Three members of a Malayalee family continue to be in critical condition at a hospital in New Zealand after suspected food poisoning from eating toxic wild boar meat they shot while on a hunting trip.
Shibu Kochummen, 35, his wife Subi Babu, 32, and his mother Alekutty Daniel, 62, have been in a coma-like “vegetative state” for a week and could face paralysis for life.
Shibu and Subi's two daughters, aged seven and one, did not eat the meat and are unaffected.

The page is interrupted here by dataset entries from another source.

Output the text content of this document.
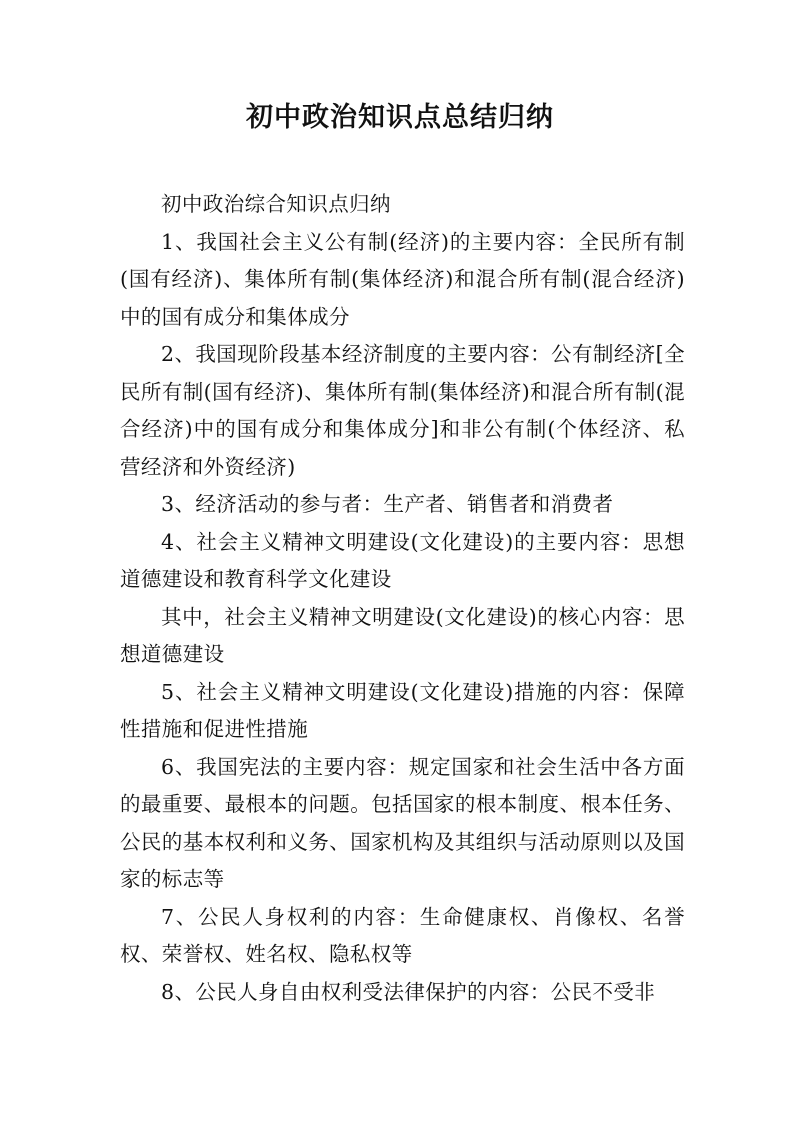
初中政治知识点总结归纳

初中政治综合知识点归纳

1、我国社会主义公有制(经济)的主要内容：全民所有制(国有经济)、集体所有制(集体经济)和混合所有制(混合经济)中的国有成分和集体成分

2、我国现阶段基本经济制度的主要内容：公有制经济[全民所有制(国有经济)、集体所有制(集体经济)和混合所有制(混合经济)中的国有成分和集体成分]和非公有制(个体经济、私营经济和外资经济)

3、经济活动的参与者：生产者、销售者和消费者

4、社会主义精神文明建设(文化建设)的主要内容：思想道德建设和教育科学文化建设

其中，社会主义精神文明建设(文化建设)的核心内容：思想道德建设

5、社会主义精神文明建设(文化建设)措施的内容：保障性措施和促进性措施

6、我国宪法的主要内容：规定国家和社会生活中各方面的最重要、最根本的问题。包括国家的根本制度、根本任务、公民的基本权利和义务、国家机构及其组织与活动原则以及国家的标志等

7、公民人身权利的内容：生命健康权、肖像权、名誉权、荣誉权、姓名权、隐私权等

8、公民人身自由权利受法律保护的内容：公民不受非
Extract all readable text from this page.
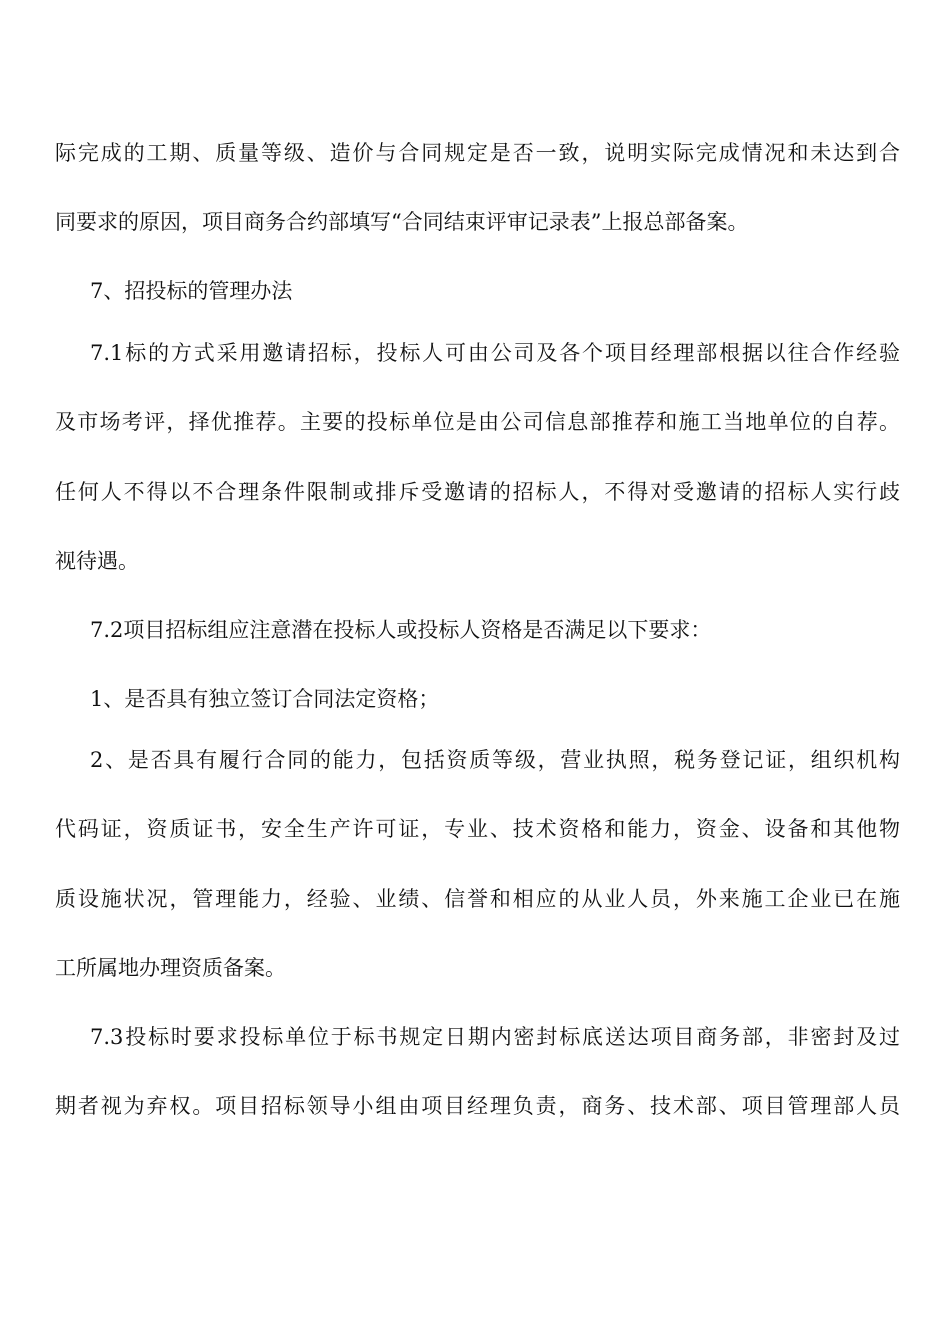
际完成的工期、质量等级、造价与合同规定是否一致，说明实际完成情况和未达到合
同要求的原因，项目商务合约部填写“合同结束评审记录表”上报总部备案。
7、招投标的管理办法
7.1标的方式采用邀请招标，投标人可由公司及各个项目经理部根据以往合作经验
及市场考评，择优推荐。主要的投标单位是由公司信息部推荐和施工当地单位的自荐。
任何人不得以不合理条件限制或排斥受邀请的招标人，不得对受邀请的招标人实行歧
视待遇。
7.2项目招标组应注意潜在投标人或投标人资格是否满足以下要求：
1、是否具有独立签订合同法定资格；
2、是否具有履行合同的能力，包括资质等级，营业执照，税务登记证，组织机构
代码证，资质证书，安全生产许可证，专业、技术资格和能力，资金、设备和其他物
质设施状况，管理能力，经验、业绩、信誉和相应的从业人员，外来施工企业已在施
工所属地办理资质备案。
7.3投标时要求投标单位于标书规定日期内密封标底送达项目商务部，非密封及过
期者视为弃权。项目招标领导小组由项目经理负责，商务、技术部、项目管理部人员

They are currently being looked after by Hamilton Marthoma Congregation, a registered charity connected to the family's church.
It has now emerged that the children were spared the trauma due to sheer luck. Since it got pretty late by the time they finished cooking the boar meat, the children were given an early dinner without it and were asleep in bed by the time the dish was ready.
Had the children consumed the meat along with their parents, they would not have survived, considering their young age. Shibu often goes hunting for wild boars and the elder daughter has consumed the meat several times before.
Medical specialists treating the three believe that it is a rare case of botulism. It could take up to two months for the poison to clear their bodies and that they could face long-term damage including paralysis or tremors.
The incident happened on November 10. Alekutty collapsed within minutes of consuming the meal, followed by Subi. Shibu called an ambulance but he too fainted halfway through the call. The trio has been in an unresponsive state in a hospital in Waikato for a week now.
Shibu and Subi, who hail from Kottarakkara near Kollam, had migrated from Kerala to New Zealand five years ago. Alekutty was visiting her son and the family, who are now settled in Putaruru on New Zealand's North Island.